Titles & Appointments

  • Assistant Professor of Pediatrics
  • Adjunct Assistant Professor of Pharmacology & Toxicology
  • Education
    2003 PhD University of Cincinnati
    1999 MS Miami University
    1997 BA Miami University
  • Research

    Our lab studies dysregulated signaling networks that are characteristic of cancer and disease.  Specifically, we use proteomics and genomics to characterize adaptive responses of tumors to targeted kinase inhibitors. Kinases propagate cell signaling cascades and regulate key cellular processes including proliferation, survival, invasion, and metastasis. Due to their profound importance, kinases are frequently mutated, overexpressed, or otherwise deregulated in cancer and disease. Consequently, over 50 kinase inhibitors are FDA approved and used to treat cancer and autoimmune diseases. While kinase inhibitors have led to remarkable clinical responses, tumors almost invariably become resistant and bypass targeted therapy.

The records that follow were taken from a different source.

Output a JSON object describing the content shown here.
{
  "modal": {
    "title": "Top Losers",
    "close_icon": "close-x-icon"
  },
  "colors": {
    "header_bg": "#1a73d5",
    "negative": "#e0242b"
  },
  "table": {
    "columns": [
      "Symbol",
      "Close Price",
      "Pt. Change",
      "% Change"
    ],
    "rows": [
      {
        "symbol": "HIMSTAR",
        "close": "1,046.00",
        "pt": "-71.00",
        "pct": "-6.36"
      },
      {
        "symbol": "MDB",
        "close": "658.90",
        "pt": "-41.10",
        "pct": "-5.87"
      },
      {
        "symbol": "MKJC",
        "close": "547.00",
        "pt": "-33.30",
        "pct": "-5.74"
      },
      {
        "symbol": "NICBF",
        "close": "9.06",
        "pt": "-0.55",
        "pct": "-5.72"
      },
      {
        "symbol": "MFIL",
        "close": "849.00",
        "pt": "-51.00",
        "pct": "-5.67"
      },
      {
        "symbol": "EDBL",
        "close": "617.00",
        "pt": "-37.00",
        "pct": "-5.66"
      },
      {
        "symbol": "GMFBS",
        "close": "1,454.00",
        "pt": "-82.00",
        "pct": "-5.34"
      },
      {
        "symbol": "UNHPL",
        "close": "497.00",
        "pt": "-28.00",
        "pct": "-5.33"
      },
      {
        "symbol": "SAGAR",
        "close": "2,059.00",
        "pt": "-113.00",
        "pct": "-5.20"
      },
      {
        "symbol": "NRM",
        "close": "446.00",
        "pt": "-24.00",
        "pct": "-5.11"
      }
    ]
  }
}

    In the lab, we study the impact of targeted kinase inhibitors on the global kinase signaling network—the functional kinome—using a novel chemical proteomics approach combining multiplexed inhibitor beads and mass spectrometry. We additionally utilize next-generation sequencing to study expression changes, mutations, and copy number changes—all of which can drive therapeutic resistance. We apply these techniques to mammalian cell culture models, in addition to genetically engineered mouse models, patient-derived xenografts, and clinical samples at baseline, early during treatment, and when drug resistance arises.  We have collaborative projects studying plexiform neurofibroma (PNF) progression, a hallmark tumor of patients with neurofibromatosis type 1 (NF1) and, as a component of the IU Precision Health Initiative, pediatric sarcoma. Our goal is to extend mechanistic insights regarding kinase regulatory networks to identify novel biomarkers and therapeutic targets to improve patient response.